Pozostaje pytanie, jak długo można czekać? Jeśli mamy obawy, że akcja porodowa nie postępuje prawidłowo, lub nawet została zahamowana, trzeba jak najprędzej skontaktować się z lekarzem weterynarii, który zdecyduje, czy można jeszcze poczekać, czy też wskazane jest farmakologiczne przyspieszenie porodu lub nawet rozwiązanie ciąży przy pomocy cesarskiego cięcia. Nie obawiajmy się tego zabiegu, w sytuacji bardzo dużych lub nieprawidłowo ułożonych płodów jest to zabieg ratujący życie, zarówno suki, jak i szczeniąt. Po w porę przeprowadzonym cesarskim cięciu suka już po kilku dniach wraca do formy, natomiast zbyt długie zwlekanie z decyzją może okazać się tragiczne w skutkach. Z koniecznością przeprowadzenia tego zabiegu muszą się liczyć wszyscy właściciele suk należących do ras wielkogłowych, takich jak buldogi angielskie, buldogi francuskie, mopsy lub pekińczyki. W ich przypadku konieczna jest wcześniejsza konsultacja weterynaryjna mająca na celu sprawdzenie, czy suka jest w stanie urodzić sama, w przeciwnym razie nie czekać na pojawienie się bólów porodowych, tylko umówić się z weterynarzem na rozwiązanie ciąży przy pomocy cesarskiego cięcia.

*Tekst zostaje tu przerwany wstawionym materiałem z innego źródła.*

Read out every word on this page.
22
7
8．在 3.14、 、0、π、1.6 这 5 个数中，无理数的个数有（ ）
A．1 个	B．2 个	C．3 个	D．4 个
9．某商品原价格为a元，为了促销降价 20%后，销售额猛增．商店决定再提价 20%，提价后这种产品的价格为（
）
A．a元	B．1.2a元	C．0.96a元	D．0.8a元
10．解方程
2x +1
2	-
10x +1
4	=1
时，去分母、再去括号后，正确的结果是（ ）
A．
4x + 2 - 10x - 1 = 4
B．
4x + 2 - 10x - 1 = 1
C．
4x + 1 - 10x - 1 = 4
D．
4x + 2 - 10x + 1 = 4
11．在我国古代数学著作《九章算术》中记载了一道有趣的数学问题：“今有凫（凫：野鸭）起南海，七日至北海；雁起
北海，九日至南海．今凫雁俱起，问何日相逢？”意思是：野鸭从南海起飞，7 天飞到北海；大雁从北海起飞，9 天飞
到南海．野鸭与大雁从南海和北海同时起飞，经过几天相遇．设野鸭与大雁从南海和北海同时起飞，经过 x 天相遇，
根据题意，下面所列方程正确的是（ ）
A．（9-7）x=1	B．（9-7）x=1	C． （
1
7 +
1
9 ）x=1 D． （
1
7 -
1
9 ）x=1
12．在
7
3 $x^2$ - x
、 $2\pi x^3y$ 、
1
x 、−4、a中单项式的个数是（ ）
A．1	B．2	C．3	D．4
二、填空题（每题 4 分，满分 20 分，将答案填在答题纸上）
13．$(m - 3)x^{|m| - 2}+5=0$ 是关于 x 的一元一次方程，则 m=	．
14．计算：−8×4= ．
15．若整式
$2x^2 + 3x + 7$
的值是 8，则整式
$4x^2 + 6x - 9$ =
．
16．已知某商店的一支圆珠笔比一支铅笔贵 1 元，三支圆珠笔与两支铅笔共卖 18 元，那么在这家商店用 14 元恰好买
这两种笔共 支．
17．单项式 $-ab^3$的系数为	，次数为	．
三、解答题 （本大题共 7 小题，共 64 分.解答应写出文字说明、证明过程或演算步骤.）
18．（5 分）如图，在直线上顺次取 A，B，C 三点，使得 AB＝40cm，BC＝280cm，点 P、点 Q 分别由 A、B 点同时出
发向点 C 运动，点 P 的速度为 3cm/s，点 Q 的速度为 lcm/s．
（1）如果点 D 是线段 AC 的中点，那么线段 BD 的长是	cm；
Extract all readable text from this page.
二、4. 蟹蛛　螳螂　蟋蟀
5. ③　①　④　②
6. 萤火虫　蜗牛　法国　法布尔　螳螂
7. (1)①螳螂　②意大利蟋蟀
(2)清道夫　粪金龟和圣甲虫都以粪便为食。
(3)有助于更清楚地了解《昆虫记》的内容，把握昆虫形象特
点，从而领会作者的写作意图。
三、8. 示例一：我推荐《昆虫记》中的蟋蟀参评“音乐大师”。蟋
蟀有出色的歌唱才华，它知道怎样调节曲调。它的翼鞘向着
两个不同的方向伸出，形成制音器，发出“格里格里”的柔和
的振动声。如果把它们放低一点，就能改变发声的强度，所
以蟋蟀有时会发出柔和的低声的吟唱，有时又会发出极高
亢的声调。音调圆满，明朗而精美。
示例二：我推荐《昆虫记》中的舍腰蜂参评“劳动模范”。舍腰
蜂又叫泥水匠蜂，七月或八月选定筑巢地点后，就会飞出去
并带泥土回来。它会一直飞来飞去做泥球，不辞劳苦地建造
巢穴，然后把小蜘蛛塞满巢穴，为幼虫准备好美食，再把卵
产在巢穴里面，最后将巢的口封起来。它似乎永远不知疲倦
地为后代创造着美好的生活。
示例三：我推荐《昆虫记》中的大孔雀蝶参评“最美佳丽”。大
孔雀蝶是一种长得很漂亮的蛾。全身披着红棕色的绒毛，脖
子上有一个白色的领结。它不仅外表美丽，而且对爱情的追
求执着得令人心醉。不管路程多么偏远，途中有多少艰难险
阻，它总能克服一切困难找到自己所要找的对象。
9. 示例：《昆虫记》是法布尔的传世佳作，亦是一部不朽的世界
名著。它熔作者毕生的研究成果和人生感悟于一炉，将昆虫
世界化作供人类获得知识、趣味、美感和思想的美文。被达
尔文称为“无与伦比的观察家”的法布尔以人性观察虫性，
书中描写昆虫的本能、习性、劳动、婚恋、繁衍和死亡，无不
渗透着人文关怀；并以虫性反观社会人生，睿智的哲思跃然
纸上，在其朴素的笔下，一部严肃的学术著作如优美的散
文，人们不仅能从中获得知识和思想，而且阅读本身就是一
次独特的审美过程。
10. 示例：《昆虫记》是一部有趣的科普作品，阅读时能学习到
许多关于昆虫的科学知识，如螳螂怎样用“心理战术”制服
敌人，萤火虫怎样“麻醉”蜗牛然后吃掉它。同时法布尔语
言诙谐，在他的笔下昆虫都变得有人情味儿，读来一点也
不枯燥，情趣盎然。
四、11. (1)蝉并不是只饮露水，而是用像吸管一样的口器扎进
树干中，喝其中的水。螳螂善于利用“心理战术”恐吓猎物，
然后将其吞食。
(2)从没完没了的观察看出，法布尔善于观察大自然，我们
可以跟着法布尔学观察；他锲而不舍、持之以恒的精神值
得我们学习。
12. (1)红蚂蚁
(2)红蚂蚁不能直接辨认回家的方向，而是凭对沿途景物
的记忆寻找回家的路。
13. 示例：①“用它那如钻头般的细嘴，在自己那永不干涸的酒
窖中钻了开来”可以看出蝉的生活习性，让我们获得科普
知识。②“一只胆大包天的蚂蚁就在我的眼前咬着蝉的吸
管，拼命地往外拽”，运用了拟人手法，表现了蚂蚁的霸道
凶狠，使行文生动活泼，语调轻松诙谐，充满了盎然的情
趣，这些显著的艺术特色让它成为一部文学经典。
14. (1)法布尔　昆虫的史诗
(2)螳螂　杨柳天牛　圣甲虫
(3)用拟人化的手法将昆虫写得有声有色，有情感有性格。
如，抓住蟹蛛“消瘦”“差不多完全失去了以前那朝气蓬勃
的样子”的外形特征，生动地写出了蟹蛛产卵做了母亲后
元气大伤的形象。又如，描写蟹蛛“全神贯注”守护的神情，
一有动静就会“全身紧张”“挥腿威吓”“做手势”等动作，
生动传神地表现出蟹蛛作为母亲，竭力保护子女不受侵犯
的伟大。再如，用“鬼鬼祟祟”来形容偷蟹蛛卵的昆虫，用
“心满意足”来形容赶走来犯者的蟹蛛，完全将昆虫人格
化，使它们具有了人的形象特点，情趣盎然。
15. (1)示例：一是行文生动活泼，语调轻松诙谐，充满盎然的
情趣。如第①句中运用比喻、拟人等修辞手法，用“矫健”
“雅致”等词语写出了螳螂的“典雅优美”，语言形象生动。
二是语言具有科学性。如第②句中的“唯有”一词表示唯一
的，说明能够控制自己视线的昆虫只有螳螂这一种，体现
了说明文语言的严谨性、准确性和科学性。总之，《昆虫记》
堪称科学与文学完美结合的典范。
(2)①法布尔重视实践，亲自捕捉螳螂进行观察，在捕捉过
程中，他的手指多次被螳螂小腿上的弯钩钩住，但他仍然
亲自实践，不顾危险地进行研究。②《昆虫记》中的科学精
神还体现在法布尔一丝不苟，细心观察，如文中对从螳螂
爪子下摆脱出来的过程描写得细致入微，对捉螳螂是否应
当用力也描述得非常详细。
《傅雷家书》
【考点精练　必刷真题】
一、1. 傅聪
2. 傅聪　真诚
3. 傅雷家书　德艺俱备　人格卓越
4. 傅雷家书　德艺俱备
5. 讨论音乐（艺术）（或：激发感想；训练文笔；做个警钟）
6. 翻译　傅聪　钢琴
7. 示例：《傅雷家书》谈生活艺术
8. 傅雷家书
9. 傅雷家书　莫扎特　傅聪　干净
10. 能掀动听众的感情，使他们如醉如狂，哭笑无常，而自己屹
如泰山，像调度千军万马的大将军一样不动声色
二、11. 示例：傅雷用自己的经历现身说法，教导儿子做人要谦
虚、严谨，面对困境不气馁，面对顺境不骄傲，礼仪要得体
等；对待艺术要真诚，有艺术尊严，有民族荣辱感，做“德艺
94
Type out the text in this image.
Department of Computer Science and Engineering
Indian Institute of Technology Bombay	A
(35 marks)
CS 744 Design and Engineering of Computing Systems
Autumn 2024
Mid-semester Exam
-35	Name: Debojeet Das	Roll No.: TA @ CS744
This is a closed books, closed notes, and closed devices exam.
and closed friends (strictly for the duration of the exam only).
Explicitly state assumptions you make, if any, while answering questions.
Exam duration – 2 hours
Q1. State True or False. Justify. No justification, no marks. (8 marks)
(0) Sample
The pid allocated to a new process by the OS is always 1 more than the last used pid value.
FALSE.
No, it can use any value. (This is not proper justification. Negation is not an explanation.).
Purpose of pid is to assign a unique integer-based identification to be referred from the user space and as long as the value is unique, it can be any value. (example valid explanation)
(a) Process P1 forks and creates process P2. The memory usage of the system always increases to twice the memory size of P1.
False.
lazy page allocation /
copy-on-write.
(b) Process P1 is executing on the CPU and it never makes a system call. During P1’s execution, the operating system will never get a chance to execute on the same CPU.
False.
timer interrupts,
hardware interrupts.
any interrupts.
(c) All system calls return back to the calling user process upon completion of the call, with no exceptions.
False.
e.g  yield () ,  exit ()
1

W pozostałych przypadkach przyjmuje się, że jeśli minął 63 dzień ciąży lub dwie doby od obniżenia temperatury ciała do około 37° C, a nic nie wskazuje na to, żeby suka zaczęła rodzić, potrzebna jest pilna konsultacja weterynaryjna. Sytuacja jest szczególnie niepokojąca, jeśli stwierdzimy, że suczka ma wyraźnie podwyższoną temperaturę (40-41 stopni) a z jej dróg rodnych wydobywa się brązowawa lub zielonkawa wydzielina. W takiej sytuacji należy ją niezwłocznie zawieźć do lecznicy, bo może to świadczyć o tym, że któreś ze szczeniąt jest martwe, co zawsze stanowi bardzo poważne zagrożenie zarówno dla życia suki, jak i reszty jej potomstwa.